Maintaining Early Successional Habitat Diversity at Worlds End
J. Andrew Walsh
The Bradley Estate
The Trustees of Reservations
Delivered at 2003 Boston Harbor Islands Science Symposium
In 2002, The Trustees of Reservations completed a Management Plan that identified specific conservation goals and significant threats to the grasslands at Worlds End. The primary management goal for grassland management at Worlds End is maintaining a grassland/early successional mosaic that supports a diversity of species that depend on these habitats. Grassland wildlife, including nesting birds and butterflies, native grassland patches, rare species, and plant diversity are among the most important conservation targets. Plant community succession, invasive exotic plants, and recreational use currently pose the most significant threats to these ecological attributes. A grassland management plan completed in 2003 defines a management strategy to protect critical ecological resources and mitigate the primary threats to grasslands at Worlds End.

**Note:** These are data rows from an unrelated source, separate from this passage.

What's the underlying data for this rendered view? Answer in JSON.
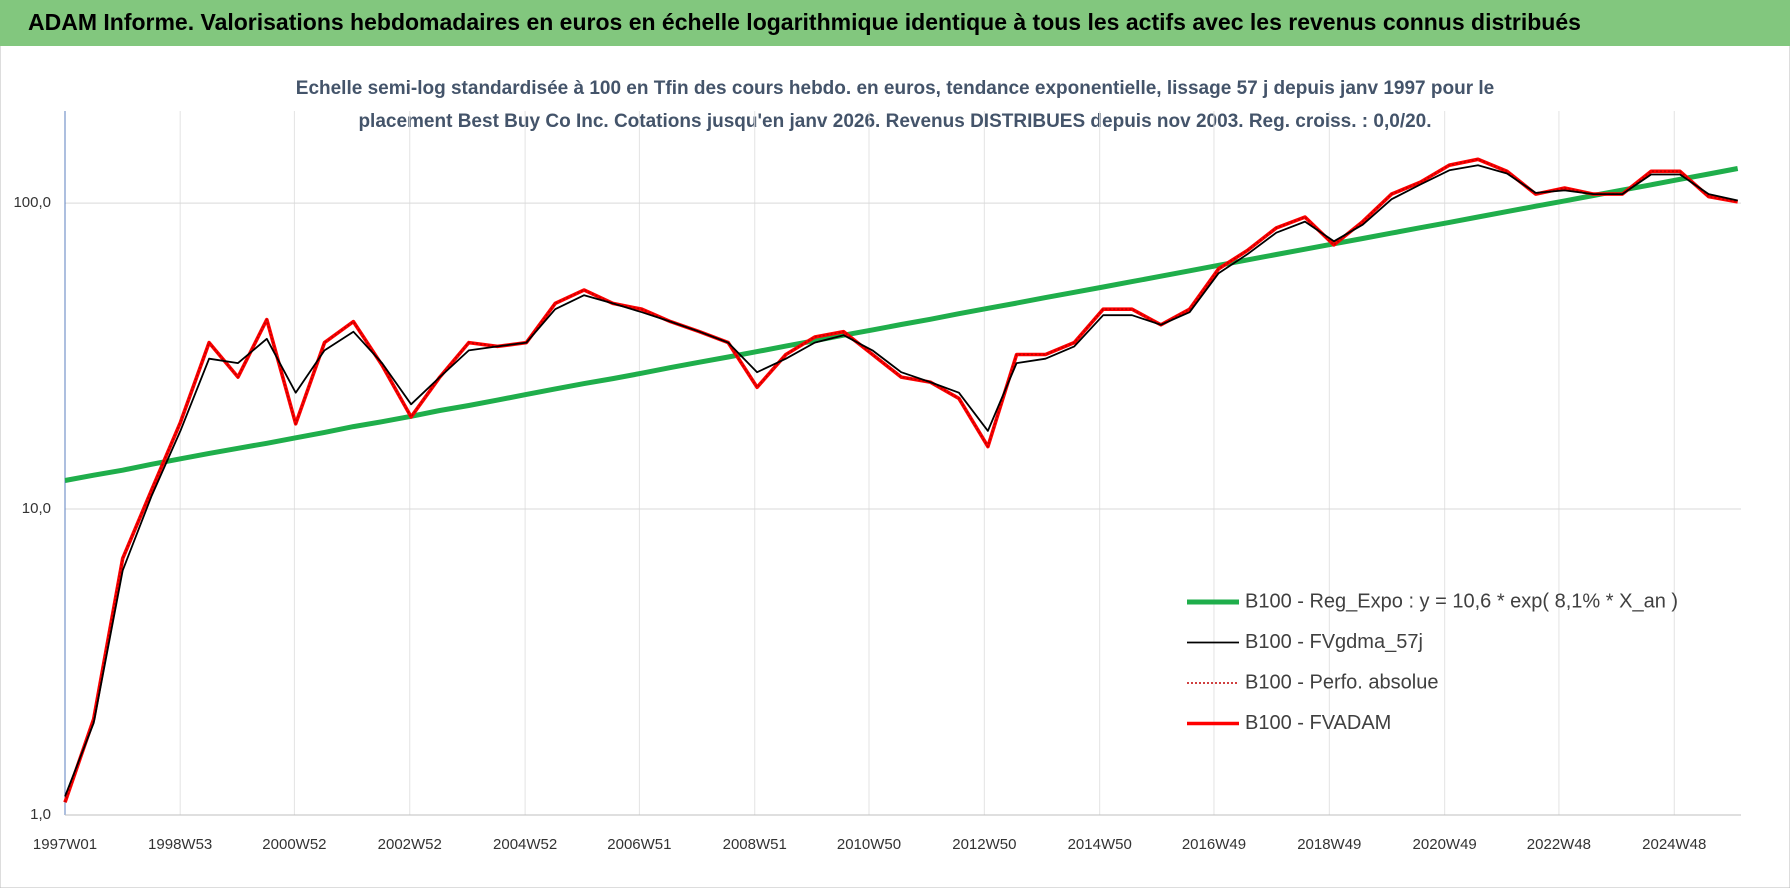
{
  "chart_data": {
    "type": "line",
    "title": "ADAM Informe. Valorisations hebdomadaires en euros en échelle logarithmique identique à tous les actifs avec les revenus connus distribués",
    "subtitle": [
      "Echelle semi-log standardisée à 100 en Tfin des cours hebdo. en euros, tendance exponentielle, lissage 57 j depuis janv 1997 pour le",
      "placement Best Buy Co Inc. Cotations jusqu'en janv 2026. Revenus DISTRIBUES depuis nov 2003. Reg. croiss. : 0,0/20."
    ],
    "log_scale": true,
    "grid": true,
    "legend": "right",
    "x": [
      "1997W01",
      "1997W27",
      "1998W01",
      "1998W27",
      "1999W01",
      "1999W27",
      "2000W01",
      "2000W27",
      "2001W01",
      "2001W27",
      "2002W01",
      "2002W27",
      "2003W01",
      "2003W27",
      "2004W01",
      "2004W27",
      "2005W01",
      "2005W27",
      "2006W01",
      "2006W27",
      "2007W01",
      "2007W27",
      "2008W01",
      "2008W27",
      "2009W01",
      "2009W27",
      "2010W01",
      "2010W27",
      "2011W01",
      "2011W27",
      "2012W01",
      "2012W27",
      "2013W01",
      "2013W27",
      "2014W01",
      "2014W27",
      "2015W01",
      "2015W27",
      "2016W01",
      "2016W27",
      "2017W01",
      "2017W27",
      "2018W01",
      "2018W27",
      "2019W01",
      "2019W27",
      "2020W01",
      "2020W27",
      "2021W01",
      "2021W27",
      "2022W01",
      "2022W27",
      "2023W01",
      "2023W27",
      "2024W01",
      "2024W27",
      "2025W01",
      "2025W27",
      "2026W01"
    ],
    "xlim": [
      "1997W01",
      "2026W04"
    ],
    "xticks": [
      "1997W01",
      "1998W53",
      "2000W52",
      "2002W52",
      "2004W52",
      "2006W51",
      "2008W51",
      "2010W50",
      "2012W50",
      "2014W50",
      "2016W49",
      "2018W49",
      "2020W49",
      "2022W48",
      "2024W48"
    ],
    "ylim": [
      1,
      200
    ],
    "yticks": [
      {
        "value": 1,
        "label": "1,0"
      },
      {
        "value": 10,
        "label": "10,0"
      },
      {
        "value": 100,
        "label": "100,0"
      }
    ],
    "series": [
      {
        "name": "B100 - Reg_Expo : y = 10,6 * exp( 8,1% *  X_an )",
        "color": "#1fae4b",
        "style": "solid",
        "values": [
          12.4,
          12.9,
          13.4,
          14.0,
          14.6,
          15.2,
          15.8,
          16.4,
          17.1,
          17.8,
          18.6,
          19.3,
          20.1,
          21.0,
          21.8,
          22.7,
          23.7,
          24.7,
          25.7,
          26.7,
          27.8,
          29.0,
          30.2,
          31.4,
          32.7,
          34.1,
          35.5,
          37.0,
          38.5,
          40.1,
          41.7,
          43.5,
          45.3,
          47.1,
          49.1,
          51.1,
          53.2,
          55.4,
          57.7,
          60.1,
          62.6,
          65.2,
          67.9,
          70.7,
          73.6,
          76.6,
          79.8,
          83.1,
          86.5,
          90.1,
          93.8,
          97.7,
          101.7,
          105.9,
          110.3,
          114.8,
          119.6,
          124.5,
          129.7
        ]
      },
      {
        "name": "B100 - FVgdma_57j",
        "color": "#000000",
        "style": "solid",
        "values": [
          1.15,
          2.0,
          6.3,
          11,
          18,
          31,
          30,
          36,
          24,
          33,
          38,
          30,
          22,
          27,
          33,
          34,
          35,
          45,
          50,
          47,
          44,
          41,
          38,
          35,
          28,
          31,
          35,
          37,
          33,
          28,
          26,
          24,
          18,
          30,
          31,
          34,
          43,
          43,
          40,
          44,
          59,
          68,
          80,
          87,
          75,
          85,
          103,
          115,
          128,
          133,
          125,
          108,
          110,
          107,
          107,
          124,
          124,
          107,
          102
        ]
      },
      {
        "name": "B100 - Perfo. absolue",
        "color": "#c00000",
        "style": "dotted",
        "values": [
          1.1,
          2.06,
          6.9,
          11.5,
          19.2,
          35,
          27,
          41.6,
          19,
          35,
          41,
          29.5,
          20,
          27,
          35,
          34,
          35,
          47,
          52,
          47,
          45,
          41,
          38,
          35,
          25,
          32,
          36.5,
          38,
          32,
          27,
          26,
          23,
          16,
          32,
          32,
          35,
          45,
          45,
          40,
          45,
          61,
          70,
          83,
          90,
          73,
          87,
          107,
          117,
          133,
          139,
          127,
          107,
          112,
          107,
          107,
          127,
          127,
          105,
          101
        ]
      },
      {
        "name": "B100 - FVADAM",
        "color": "#ff0000",
        "style": "solid",
        "values": [
          1.1,
          2.06,
          6.9,
          11.5,
          19.2,
          35,
          27,
          41.6,
          19,
          35,
          41,
          29.5,
          20,
          27,
          35,
          34,
          35,
          47,
          52,
          47,
          45,
          41,
          38,
          35,
          25,
          32,
          36.5,
          38,
          32,
          27,
          26,
          23,
          16,
          32,
          32,
          35,
          45,
          45,
          40,
          45,
          61,
          70,
          83,
          90,
          73,
          87,
          107,
          117,
          133,
          139,
          127,
          107,
          112,
          107,
          107,
          127,
          127,
          105,
          101
        ]
      }
    ]
  }
}
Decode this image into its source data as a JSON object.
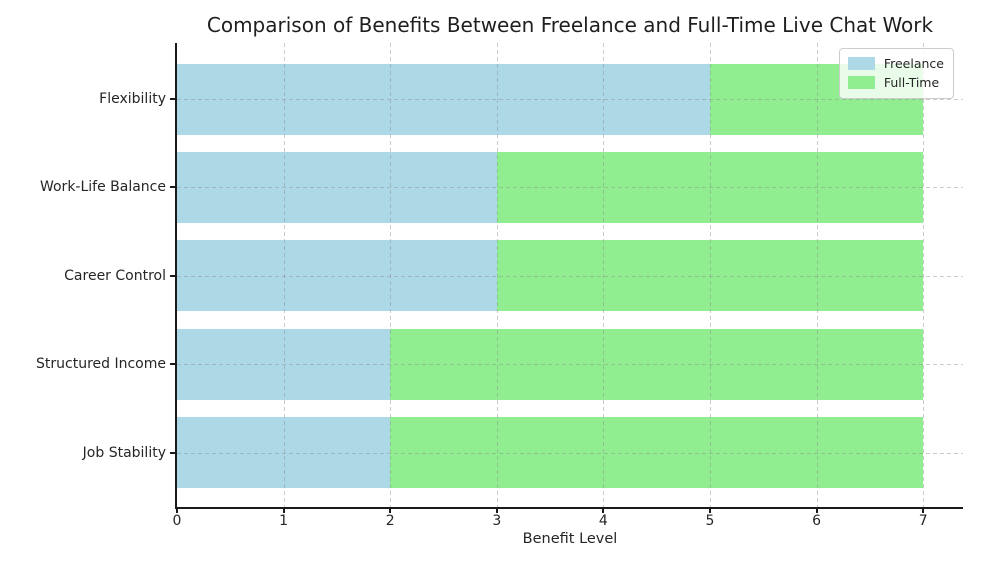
{
  "chart_data": {
    "type": "bar",
    "orientation": "horizontal",
    "stacked": true,
    "title": "Comparison of Benefits Between Freelance and Full-Time Live Chat Work",
    "xlabel": "Benefit Level",
    "ylabel": "",
    "categories": [
      "Flexibility",
      "Work-Life Balance",
      "Career Control",
      "Structured Income",
      "Job Stability"
    ],
    "series": [
      {
        "name": "Freelance",
        "color": "#ADD8E6",
        "values": [
          5,
          3,
          3,
          2,
          2
        ]
      },
      {
        "name": "Full-Time",
        "color": "#90EE90",
        "values": [
          2,
          4,
          4,
          5,
          5
        ]
      }
    ],
    "totals": [
      7,
      7,
      7,
      7,
      7
    ],
    "xticks": [
      0,
      1,
      2,
      3,
      4,
      5,
      6,
      7
    ],
    "xlim": [
      0,
      7.35
    ],
    "grid": true,
    "grid_style": "dashed",
    "legend_position": "upper right",
    "colors": {
      "freelance": "#ADD8E6",
      "fulltime": "#90EE90",
      "grid": "#c9c9c9",
      "spine": "#1a1a1a",
      "text": "#262626",
      "background": "#ffffff"
    }
  }
}
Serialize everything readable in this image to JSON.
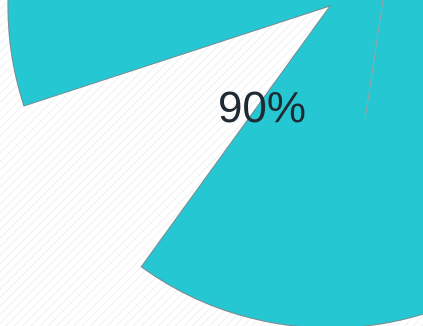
{
  "chart_data": {
    "type": "pie",
    "slices": [
      {
        "label": "",
        "value": 90,
        "color": "#25c8d2"
      },
      {
        "label": "",
        "value": 10,
        "color": "#ffffff"
      }
    ],
    "data_labels": [
      "90%"
    ],
    "legend": "none",
    "background_pattern": "diagonal-hatch"
  },
  "colors": {
    "slice_fill": "#25c8d2",
    "slice_stroke": "#7a8a90",
    "leader_line": "#9aa3a8",
    "background": "#ffffff",
    "hatch": "#e9ecef"
  }
}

Under the new grassland management plan, mechanical mowing will continue to be the primary grassland management tool at Worlds End. The timing and frequency of mowing treatments will respond to specific management needs and conservation targets within the 18 management units on the property. An experimental mowing program, initiated in 2002, is designed to help ecology staff determine the frequency of mowing needed to yield desired results (e.g., reduction in woody plants). Species composition and cover data will be collected annually in seven, ¼-acre experimental mowing plots subject to varied mowing regimes. The results of the experimental mowing program will guide future management efforts to restore the property’s early successional habitats toward conditions appropriate for specific conservation targets (e.g., nesting grassland birds, plant diversity, etc.). Brush clearing along field margins and seasonal trail closures will also be implemented as necessary to enhance grasslands that may support nesting birds. Limited field expansion is being considered where it would benefit nesting birds.